About this calculator
Concrete mix design determines the proportions of cement, water, and aggregate needed to achieve a specified 28-day compressive strength. In this calculator the cement demand per m³ starts at a baseline of 320 kg and increases by 5 kg for every MPa of target strength: cement/m³ = 320 + targetStrength × 5. This per-unit figure is then multiplied by the concrete volume, a cement-type factor (accounting for differences in strength-gain rate between cement grades), the water-cement ratio (lower ratios require more cement to maintain workability), and an aggregate-type factor (crushed stone generally permits a lower cement content than rounded gravel for the same strength). The combined formula is: cementMass = concreteVolume × (320 + targetStrength × 5) × cementType × waterCementRatio × aggregateType. Each multiplier reflects a real mix-design adjustment recognised in standards such as ACI 211 and BS 8500.
How to use
Pour 2 m³ of 25 MPa concrete; cement type factor = 1.0 (OPC); water-cement ratio = 0.5; aggregate type factor = 1.0 (crushed stone). Step 1 — base cement content: 320 + 25 × 5 = 445 kg/m³. Step 2 — scale for volume: 2 × 445 = 890 kg. Step 3 — apply remaining factors: 890 × 1.0 × 0.5 × 1.0 = 445 kg of cement. Enter concreteVolume = 2, targetStrength = 25, cementType = 1.0, waterCementRatio = 0.5, aggregateType = 1.0 and the calculator returns 445 kg.
Frequently asked questions
How does the water-cement ratio affect the cement content and strength of a concrete mix?

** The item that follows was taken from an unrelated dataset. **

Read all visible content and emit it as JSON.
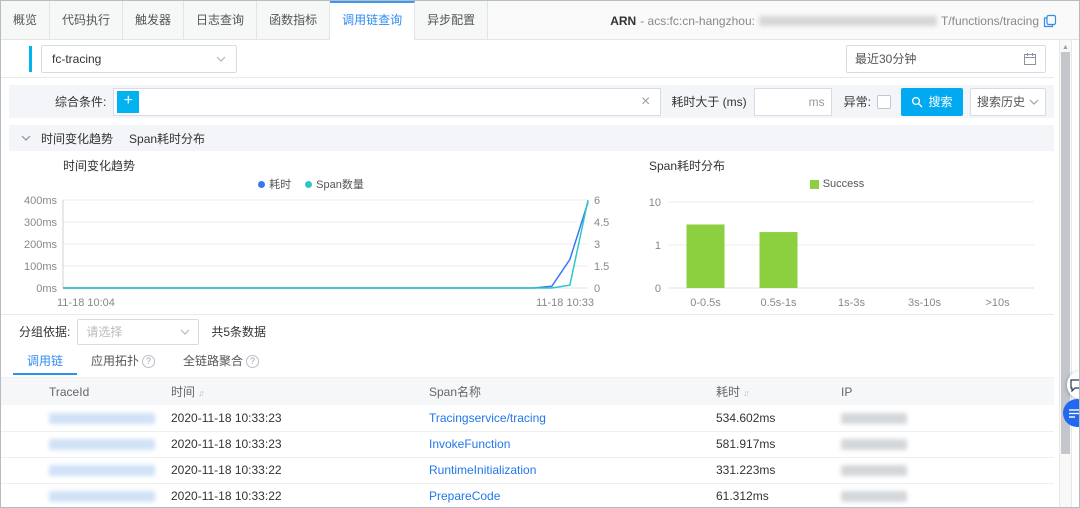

The water-cement (w/c) ratio is the single most important factor controlling concrete strength and durability. Lower w/c ratios produce denser, stronger concrete because there is less water to evaporate and leave capillary pores. However, very low w/c ratios reduce workability, making the mix difficult to place and compact without admixtures such as superplasticisers. In the mix-design formula, a lower w/c ratio multiplier directly reduces the calculated cement mass, reflecting that less total binder is needed per cubic metre when the paste is denser. Typical values range from 0.40 for high-strength structural concrete to 0.65 for lower-grade applications.
What is the difference between cement type factors in concrete mix design?
Different cement types gain strength at different rates and have different ultimate strength potentials, which affects how much is needed for a given target. Ordinary Portland Cement (OPC / Type I) is the baseline; rapid-hardening (Type III) cement gains strength faster and may allow a slight reduction in dosage for the same 28-day strength. Blended cements containing fly ash (Type F) or ground granulated blast-furnace slag (GGBS) replace a fraction of clinker, generally requiring a higher total binder content to reach the same early strength, though they often match or exceed OPC at later ages. The cement-type factor in this calculator adjusts the baseline demand accordingly so the final mix reliably achieves the specification.
How does aggregate type influence the required cement content in a concrete mix?
Aggregate shape and texture affect the water demand and the bond between paste and aggregate, both of which influence the cement content needed for a given strength. Crushed stone has angular, rough surfaces that interlock well with cement paste, improving strength and allowing a lower cement content for the same target. Rounded river gravel is smoother and requires slightly more cement to achieve equivalent bond and compressive strength. Lightweight aggregates introduce additional complexity — they are porous, can absorb mix water, and typically require higher cement contents to compensate for reduced aggregate strength. The aggregate-type multiplier in this calculator captures these differences, allowing users to compare mix costs and cement quantities for different aggregate sources.